Présentation
Dans son dernier texte publié (Le Conflit des facultés, 1798), Kant s'interroge sur la position institutionnelle de la philosophie et cherche à établir les rapports que celle-ci entretient, en tant que « faculté inférieure », avec les trois « facultés supérieures » que sont la théologie, le droit et la médecine. Il y a, affirme Kant, un « conflit des facultés » dont il s'agit d'énoncer les termes et de déterminer le terrain légal. Quand les « facultés supérieures » reposent sur l'autorité (celle des textes comme celle de l'Etat) et sont d'abord soumises à la « législation du gouvernement », la philosophie ne relève que de la « législation de la raison », laquelle permet seule, ajoute Kant, de juger de façon autonome, « conformément aux principes de la pensée en général ».
De cette distinction entre principe d'obéissance et liberté de la philosophie à l'égard de ce qui est établi, la seconde section du texte offre sans doute l'illustration la plus fameuse, qui porte plus spécifiquement sur « le conflit de la faculté de philosophie avec la faculté de droit ». Il faut, affirme alors Kant, que soit donnée publicité non pas tant aux « professeurs de droit officiellement établis par l'Etat », aux juristes de la faculté de droit, mais « aux professeurs de droit libres, c'est-à-dire [aux] philosophes, qui précisément, grâce à cette liberté qu'ils s'accordent, heurtent l'Etat qui toujours ne veut que régner ». Aux juristes, adjuvants du pouvoir, donc, l'obéissance, quand les philosophes seraient, dans le peuple, « les annonciateurs et les commentateurs naturels » des véritables droits et devoirs d'un peuple vis-à-vis de l'Etat auquel il appartient…

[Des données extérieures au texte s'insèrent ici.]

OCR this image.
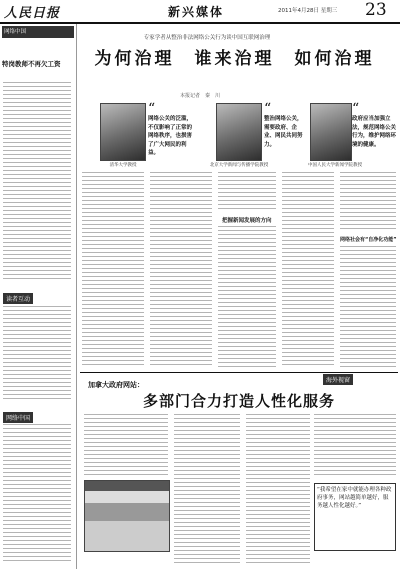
人民日报	新兴媒体	2011年4月28日 星期三 23
网络中国
特岗教师不再欠工资
读者互动
网络中国
专家学者从整治非法网络公关行为谈中国互联网治理
为何治理　谁来治理　如何治理
本报记者　秦　川
“
网络公关的泛滥，不仅影响了正常的网络秩序，也损害了广大网民的利益。
清华大学教授
“
整治网络公关，需要政府、企业、网民共同努力。
北京大学新闻与传播学院教授
“
政府应当加强立法，规范网络公关行为，维护网络环境的健康。
中国人民大学新闻学院教授
把握新闻发展的方向
网络社会有“自净化功能”
海外视窗
加拿大政府网站：
多部门合力打造人性化服务
“我希望在家中就能办理各种政府事务，网站越简单越好，服务越人性化越好。”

Ces thèses kantiennes ne sont assurément pleinement intelligibles qu'à la lumière du contexte de l'Aufklärung dans lequel elles prennent place et du rapport serré qu'établit la philosophie juridique et politique kantienne entre exigence de publicité et « progrès du droit » sur les fondements d'une législation de la raison dont l'entreprise critique donne l'ampleur en établissant l'existence d'un pouvoir pratique de la raison. Mais à prendre les choses plus largement, dans leur radicalité, les positions kantiennes ici sommairement énoncées, d'une part, renvoient à des enjeux peut-être aussi anciens que la philosophie pratique elle-même dans son rapport au pouvoir et aux connaissances positives qu'il mobilise et produit (parfois en réalité aussi bien contre lui) ; d'autre part, éclairent d'un jour nouveau ces rapports en soulignant la manière dont la structuration institutionnelle des disciplines manifeste, suscite et consolide possiblement la différence des approches et des saisies rationnelles d'un même objet.
Ce sont ces deux dimensions du rapport entre droit et philosophie – celle de leur prétention à saisir le droit et celle de la position institutionnelle et de la discipline constituée à partir desquelles ils le font – que, dans leur liaison, vise à interroger et se propose d'examiner le séminaire « Conflit des facultés ».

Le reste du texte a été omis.